FREEPORT — Like a lot of fathers of generations gone by, Noel Garant of Lewiston worked long hours to provide for his family.
The most time he spent with his son was in a 1978 Ford LTD II, the last new car Garant owned.
Garant taught his son, Joseph Noel Garant Steele of Turner, how to drive it and how to take care of it. When it was time, in 1982, he sold his prized Ford so Steele could buy his first car.
“He was a kind, unselfish man,” said Steele, 42.
Years later, as his father lay in a coma, Steele promised he’d get the car back. In 2002, four years after his father died, Steele bought the car and began restoring it.

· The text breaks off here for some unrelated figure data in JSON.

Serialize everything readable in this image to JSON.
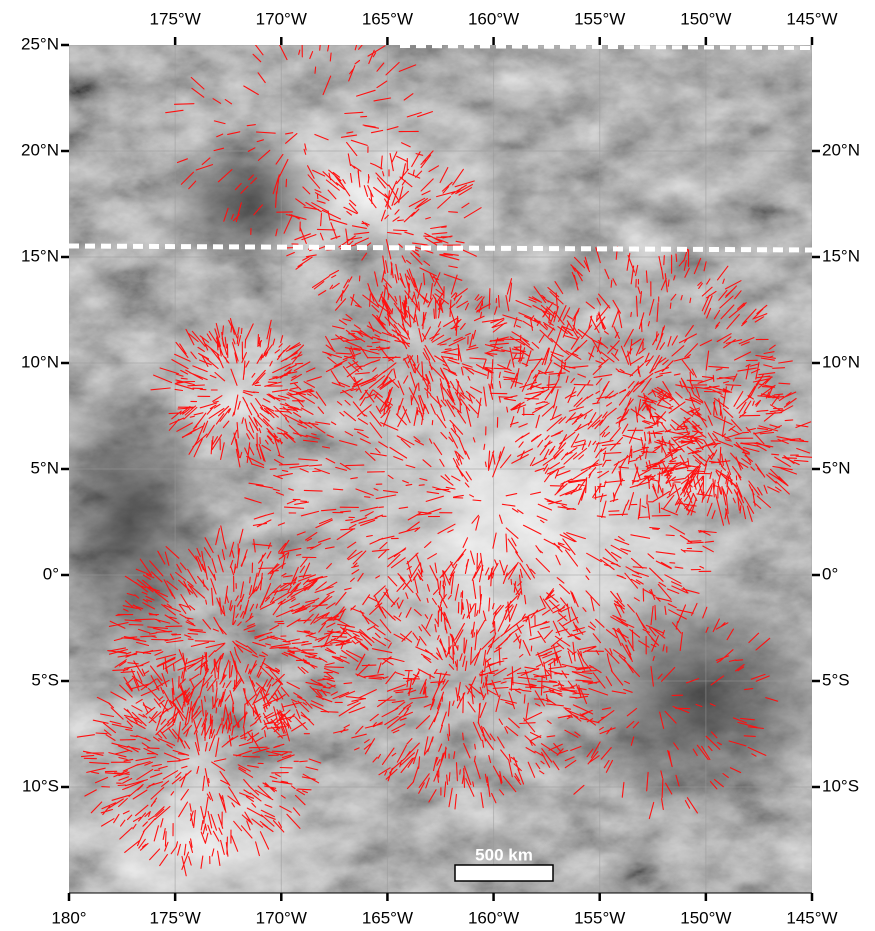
{
  "map": {
    "xlim": [
      -180,
      -145
    ],
    "ylim": [
      -15,
      25
    ],
    "top_ticks": [
      {
        "value": -175,
        "label": "175°W"
      },
      {
        "value": -170,
        "label": "170°W"
      },
      {
        "value": -165,
        "label": "165°W"
      },
      {
        "value": -160,
        "label": "160°W"
      },
      {
        "value": -155,
        "label": "155°W"
      },
      {
        "value": -150,
        "label": "150°W"
      },
      {
        "value": -145,
        "label": "145°W"
      }
    ],
    "bottom_ticks": [
      {
        "value": -180,
        "label": "180°"
      },
      {
        "value": -175,
        "label": "175°W"
      },
      {
        "value": -170,
        "label": "170°W"
      },
      {
        "value": -165,
        "label": "165°W"
      },
      {
        "value": -160,
        "label": "160°W"
      },
      {
        "value": -155,
        "label": "155°W"
      },
      {
        "value": -150,
        "label": "150°W"
      },
      {
        "value": -145,
        "label": "145°W"
      }
    ],
    "left_ticks": [
      {
        "value": 25,
        "label": "25°N"
      },
      {
        "value": 20,
        "label": "20°N"
      },
      {
        "value": 15,
        "label": "15°N"
      },
      {
        "value": 10,
        "label": "10°N"
      },
      {
        "value": 5,
        "label": "5°N"
      },
      {
        "value": 0,
        "label": "0°"
      },
      {
        "value": -5,
        "label": "5°S"
      },
      {
        "value": -10,
        "label": "10°S"
      }
    ],
    "right_ticks": [
      {
        "value": 20,
        "label": "20°N"
      },
      {
        "value": 15,
        "label": "15°N"
      },
      {
        "value": 10,
        "label": "10°N"
      },
      {
        "value": 5,
        "label": "5°N"
      },
      {
        "value": 0,
        "label": "0°"
      },
      {
        "value": -5,
        "label": "5°S"
      },
      {
        "value": -10,
        "label": "10°S"
      }
    ],
    "scale_bar": "500 km"
  }
}
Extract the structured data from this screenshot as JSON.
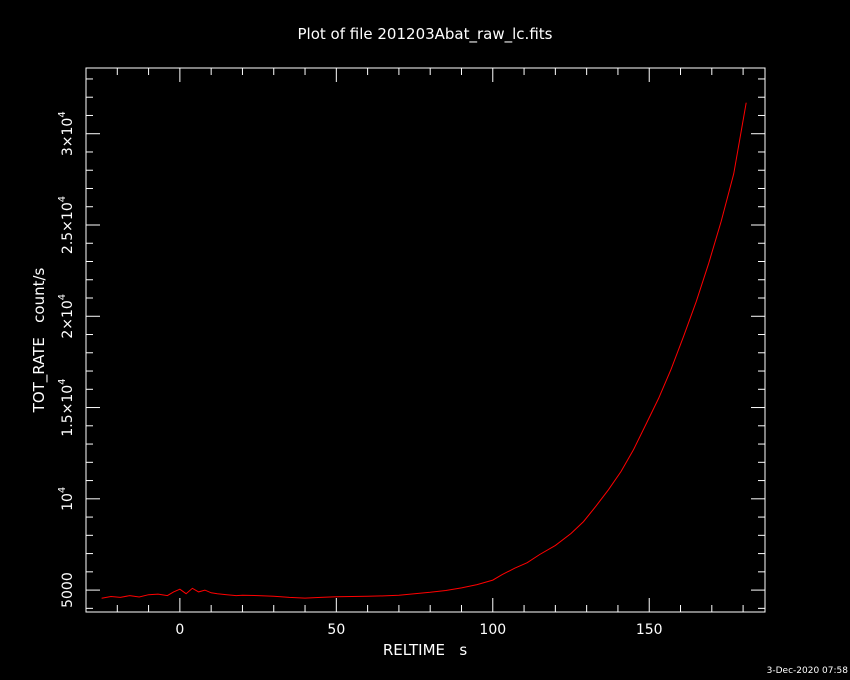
{
  "chart_data": {
    "type": "line",
    "title": "Plot of file 201203Abat_raw_lc.fits",
    "xlabel": "RELTIME   s",
    "ylabel": "TOT_RATE   count/s",
    "xlim": [
      -30,
      187
    ],
    "ylim": [
      3800,
      33600
    ],
    "x_ticks": [
      {
        "value": 0,
        "label": "0"
      },
      {
        "value": 50,
        "label": "50"
      },
      {
        "value": 100,
        "label": "100"
      },
      {
        "value": 150,
        "label": "150"
      }
    ],
    "y_ticks": [
      {
        "value": 5000,
        "mantissa": "5000",
        "exp": ""
      },
      {
        "value": 10000,
        "mantissa": "10",
        "exp": "4"
      },
      {
        "value": 15000,
        "mantissa": "1.5×10",
        "exp": "4"
      },
      {
        "value": 20000,
        "mantissa": "2×10",
        "exp": "4"
      },
      {
        "value": 25000,
        "mantissa": "2.5×10",
        "exp": "4"
      },
      {
        "value": 30000,
        "mantissa": "3×10",
        "exp": "4"
      }
    ],
    "grid": false,
    "series": [
      {
        "color": "#ff0000",
        "x": [
          -25,
          -22,
          -19,
          -16,
          -13,
          -10,
          -7,
          -4,
          -2,
          0,
          2,
          4,
          6,
          8,
          10,
          12,
          15,
          18,
          20,
          25,
          30,
          35,
          40,
          45,
          50,
          55,
          60,
          65,
          70,
          75,
          80,
          85,
          90,
          95,
          100,
          103,
          107,
          111,
          115,
          120,
          125,
          129,
          133,
          137,
          141,
          145,
          149,
          153,
          157,
          161,
          165,
          169,
          173,
          177,
          181
        ],
        "y": [
          4550,
          4650,
          4600,
          4700,
          4620,
          4750,
          4780,
          4700,
          4900,
          5050,
          4800,
          5100,
          4900,
          5000,
          4850,
          4800,
          4750,
          4700,
          4720,
          4700,
          4660,
          4600,
          4560,
          4600,
          4640,
          4650,
          4660,
          4680,
          4720,
          4800,
          4880,
          4980,
          5120,
          5300,
          5550,
          5850,
          6200,
          6500,
          6950,
          7450,
          8100,
          8750,
          9600,
          10500,
          11500,
          12700,
          14100,
          15500,
          17100,
          18900,
          20800,
          22900,
          25200,
          27800,
          31700
        ]
      }
    ]
  },
  "footer": {
    "timestamp": "3-Dec-2020 07:58"
  }
}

The restoration is now complete, a tribute to the love between a father and son.
“This car means a lot to me,” Steele said, admiring it while parked at Classic Convertibles in Freeport, where he works as an auto detailer.
“It’s a rolling scrapbook of memories of myself and my father,” he said. “It’s also my way to keep his memory alive. Some women keep their mother’s brooches. This happens to be a souvenir of my dad. My father didn’t have many possessions. This is the only thing I have of his to remind me of him.”
Noel Garant was born and raised in Lewiston, worked at local mills and shoe shops and the S&H Green Stamp store for 24 years.
He bought the midnight blue car from Fordland in Auburn. When his son was 13, Garant took him to Lewiston’s Industrial Park, “on Sundays when nobody was there,” and taught him to drive.
Initially Steele didn’t like the dark, two-door coupe with the long hood. “I used to say, ‘Dad I can’t see the road.’ I remember having to prop myself up to see over the hood.” His father responded, ‘If you can drive this you can drive anything,’ ” Steele recalled.
Four owners
His father sold the car to a man who worked at Sears, who sold it to a man who lived in Cundy’s Harbor. The second owner’s daughter made it into a hot rod with a dual exhaust, mag wheels “and one of those cheap pop-up sunroofs. My dad hated those things.”
In 1996, he was in Topsham when Steele spied the old LTD driving by. “I said, ‘Dad that’s your old Ford.’ I followed these people. They must have thought I was a nut.”
When they stopped he explained the car used to belong to his father. He confirmed it was the same car when he opened the trunk and saw a tobacco sticker he had put there decades ago. Steele offered to buy the car. The man declined to sell, but took his name and number.
Four years later the Cundy’s Harbor man called saying he was ready to sell. The car was still running, but in rough shape. It had been outside and had hail damage.
Steele went to Cundy’s Harbor and drove the car again, remembering how he could barely see over the hood, how his feet hardly reached the pedals. “All those memories came back,” he said. “It was an emotional purchase.”
Restoring love
Refurbishing it was a job. The body’s been completely restored, including an expensive paint job Steele got by trading in another car. He’s replaced a grill, a fender and other parts with “NOS,” or “new old stock” he found on eBay.
Today the car has the same bright decal striping as some LTD II models had 30 years ago.
Garant and his wife, Linda, take the car to local “cruise-in” events. “She enjoys the car.”
And, his mother, Gloria, thinks having the car back is neat, Steele said.
If today’s weather is good, Steele plans to drive it to the Knucklebusters Car Show in New Gloucester. He won’t if it rains, and drives it sparingly since it’s been restored.
The car is practically a rolling Father’s Day card.
An antique auto license plate mounted on the auto reads “DAD NOEL.” On the dashboard are pictures of father and son, and a couple of plaques: “I love you dad” and “I miss you papa.”